I need some help from some of you GI coders, please.
It's my understanding, and always has been, that whenever GI CPT codes are considered bundled, (NCCI edits), and the documentation supports the services, you would initally append a overriding modifier (59) on the second CPT code. Which would have a lower RVU than the primary CPT code.
However, I am now told, (after all these years) that it is not true, if you have a primary CPT code, and it is bundled with another code on the same claim, you would put a modifier 59 on the primary code.
Honestly, never heard of that! Could someone shed some light on this for me?
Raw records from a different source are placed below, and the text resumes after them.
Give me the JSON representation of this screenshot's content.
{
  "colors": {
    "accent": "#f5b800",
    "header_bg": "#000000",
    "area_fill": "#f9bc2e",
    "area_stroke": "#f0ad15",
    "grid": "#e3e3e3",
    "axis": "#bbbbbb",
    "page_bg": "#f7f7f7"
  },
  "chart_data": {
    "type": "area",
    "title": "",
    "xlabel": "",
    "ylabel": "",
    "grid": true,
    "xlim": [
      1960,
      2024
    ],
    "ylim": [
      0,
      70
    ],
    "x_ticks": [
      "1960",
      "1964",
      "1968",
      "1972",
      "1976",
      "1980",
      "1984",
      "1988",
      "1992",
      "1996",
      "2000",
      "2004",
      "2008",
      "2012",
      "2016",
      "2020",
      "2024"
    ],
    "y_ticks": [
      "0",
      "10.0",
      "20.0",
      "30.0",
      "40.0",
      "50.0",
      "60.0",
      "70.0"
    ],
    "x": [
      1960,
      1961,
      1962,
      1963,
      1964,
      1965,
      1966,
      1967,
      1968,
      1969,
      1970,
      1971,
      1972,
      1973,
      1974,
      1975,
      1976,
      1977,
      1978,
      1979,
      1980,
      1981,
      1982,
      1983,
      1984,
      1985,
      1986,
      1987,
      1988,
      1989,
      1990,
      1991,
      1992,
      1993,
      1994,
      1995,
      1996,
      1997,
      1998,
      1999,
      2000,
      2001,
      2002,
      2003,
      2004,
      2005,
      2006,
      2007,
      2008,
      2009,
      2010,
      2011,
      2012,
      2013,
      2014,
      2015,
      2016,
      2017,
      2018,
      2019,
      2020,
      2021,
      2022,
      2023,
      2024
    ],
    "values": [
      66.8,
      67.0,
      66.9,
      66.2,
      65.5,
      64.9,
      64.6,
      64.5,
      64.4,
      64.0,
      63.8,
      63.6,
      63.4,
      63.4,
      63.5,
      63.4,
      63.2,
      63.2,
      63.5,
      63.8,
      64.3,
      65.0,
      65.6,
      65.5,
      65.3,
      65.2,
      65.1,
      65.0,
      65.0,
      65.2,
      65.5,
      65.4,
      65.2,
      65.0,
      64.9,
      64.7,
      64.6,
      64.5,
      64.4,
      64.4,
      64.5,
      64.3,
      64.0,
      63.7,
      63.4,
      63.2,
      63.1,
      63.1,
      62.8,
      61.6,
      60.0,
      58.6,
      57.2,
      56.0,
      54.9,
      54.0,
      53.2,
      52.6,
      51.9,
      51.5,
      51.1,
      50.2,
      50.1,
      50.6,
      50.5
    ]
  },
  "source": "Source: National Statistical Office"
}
I have someone telling me that everything I have taught her is wrong.
 
bundling issues

You Can't just go by the Dollar amount value - Review the CCI edits and if it is a column two code that is the code that is applied the "59" or appropriate modifier -We are having an issue where Dilation and biopsies are being denied as "Rebundling" heard of that one?
 
We no longer use 59 for most procedure. We use the new modifier XS and document the area of where the separate sites are. But you would put the modifier on what is listed under the 2nd column.
 
I know about the new modiifers, I use them daily. I found out the person that told the physician that I was wrong, was wrong herself. This has been resolved, thank you everyone for your imput.
 
dilation & biopsies bundling

We too are having a HUGE issue with the biopsies bundling with dilation! The payer (which is one of our largest carriers in our area) is quoting a variety of resources from CPT & CMS that don't specifically address the 43239 with 43249 but also includes this statement:
''If a biopsy is performed and submitted for pathologic evaluation that will be completed after the more extensive procedure is performed, the biopsy is not separately reportable with the more extensive procedure.''
They are considering the dilation the more extensive procedure.

You Can't just go by the Dollar amount value - Review the CCI edits and if it is a column two code that is the code that is applied the "59" or appropriate modifier -We are having an issue where Dilation and biopsies are being denied as "Rebundling" heard of that one?